Next fall, a NASA spacecraft is expected to crash into Dimorphos, an asteroid eleven million kilometers from Earth. No worries: this is the raison d’être of the DART (Double Asteroid Redirection Test, or “dart”) spacecraft, which was sent this Wednesday morning into space from a SpaceX Falcon 9 rocket.
By hitting Dimorphos, the ship will allow scientists to strengthen our planetary defense. Clearly, the way to avoid an asteroid falling on our head. This is the very first time that this so-called kinetic impact technique will be tested.
To put it simply, in ten months or so, the DART mission ship should in theory hit Dimorphos at 24,000 km / h (6km / s), which is a moon orbiting a larger asteroid, named him Didymos. . The impact should then reduce Dimorphos’ orbit.
Hera backing up DART
This asteroid is not a threat to our planet. But if it is, the DART mission could change its course and thus save thousands or even millions of lives. Provided, of course, that the ship crashes on the asteroid and deflects it enough.
To find out if the NASA mission worked, a small satellite named LICIACube and developed by the Italian Space Agency will be released by the main spacecraft ten days before the collision. Three minutes after the telescoping, it will fly over Dimorphos, in order to observe the effect of the shock and, with a little luck, the crater on the surface. Telescopes will then make it possible to observe the change in trajectory from Earth.
But that’s not all. In 2024, the European Space Agency (ESA) will send its own probe near Dimorphos. Baptized Hera, after the Greek goddess of marriage, it will not arrive at its destination until 2026.
From test to method
The Hera probe will make it possible to “measure the impact of the crater, the effective deviation and all the properties of the asteroid,” Patrick Michel told France Inter this Wednesday morning. “Hera will have the delicate task of carrying out a detailed post-impact study in order to transform this large-scale experiment into a controlled and reproducible asteroid deflection technique”, details ESA on its site.
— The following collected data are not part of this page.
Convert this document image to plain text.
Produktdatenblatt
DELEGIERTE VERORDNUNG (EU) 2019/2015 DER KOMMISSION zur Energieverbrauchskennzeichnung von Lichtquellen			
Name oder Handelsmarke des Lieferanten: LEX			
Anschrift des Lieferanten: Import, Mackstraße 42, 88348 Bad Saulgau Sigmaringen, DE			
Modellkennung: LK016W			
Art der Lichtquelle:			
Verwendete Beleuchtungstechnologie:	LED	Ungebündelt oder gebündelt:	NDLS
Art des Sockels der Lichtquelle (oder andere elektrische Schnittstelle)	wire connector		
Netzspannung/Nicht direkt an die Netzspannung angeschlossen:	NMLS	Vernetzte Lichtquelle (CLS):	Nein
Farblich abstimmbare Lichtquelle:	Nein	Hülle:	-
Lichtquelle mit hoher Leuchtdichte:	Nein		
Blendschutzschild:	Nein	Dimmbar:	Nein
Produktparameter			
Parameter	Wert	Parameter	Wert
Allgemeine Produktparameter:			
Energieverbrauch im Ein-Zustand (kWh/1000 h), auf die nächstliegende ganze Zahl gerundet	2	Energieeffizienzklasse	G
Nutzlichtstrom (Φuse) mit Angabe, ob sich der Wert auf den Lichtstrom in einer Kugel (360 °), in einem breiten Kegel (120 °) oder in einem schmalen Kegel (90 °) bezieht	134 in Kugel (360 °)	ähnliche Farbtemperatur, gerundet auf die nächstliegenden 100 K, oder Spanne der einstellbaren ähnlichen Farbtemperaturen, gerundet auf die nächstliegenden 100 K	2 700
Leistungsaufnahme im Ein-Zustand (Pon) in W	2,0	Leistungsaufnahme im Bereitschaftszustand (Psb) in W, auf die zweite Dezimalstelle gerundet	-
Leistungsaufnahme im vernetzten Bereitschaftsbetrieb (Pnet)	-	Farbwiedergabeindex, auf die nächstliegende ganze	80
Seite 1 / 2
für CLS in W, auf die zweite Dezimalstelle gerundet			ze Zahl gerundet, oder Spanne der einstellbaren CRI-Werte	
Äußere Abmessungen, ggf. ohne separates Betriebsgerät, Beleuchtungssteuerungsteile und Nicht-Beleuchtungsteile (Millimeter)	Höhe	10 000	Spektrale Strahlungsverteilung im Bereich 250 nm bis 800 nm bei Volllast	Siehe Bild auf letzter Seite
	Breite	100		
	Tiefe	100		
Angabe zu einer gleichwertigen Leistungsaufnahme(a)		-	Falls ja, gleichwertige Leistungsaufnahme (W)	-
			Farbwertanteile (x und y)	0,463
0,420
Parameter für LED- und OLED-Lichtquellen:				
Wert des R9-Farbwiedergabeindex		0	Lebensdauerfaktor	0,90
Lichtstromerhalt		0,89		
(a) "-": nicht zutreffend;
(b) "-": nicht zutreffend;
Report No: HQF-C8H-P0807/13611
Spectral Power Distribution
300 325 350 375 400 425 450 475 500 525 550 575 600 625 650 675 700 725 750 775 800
In other words, it “will make it possible to carry out simulations which can be applied to other scenarios”, summarizes Patrick Michel. But ESA’s mission will have a bunch of other scientific implications. It will first allow “the demonstration of several new technologies, such as autonomous navigation around the asteroid,” said ESA.
Asteroids are the remnants of the bricks that formed our planets.
Patrick Michel, main instigator of the Hera mission, on France Inter
Hera will also offer a better understanding of the internal structure, composition and precise mass of Dimorphos, allowing us to understand how binary asteroids are formed, which make up 15% of all known asteroids. Which is not nothing, as Patrick Michel explained on the radio: “Asteroids are the remains of the bricks that formed our planets. By going to observe them we go back in time, since they are the best tracers in history. of the Solar System “.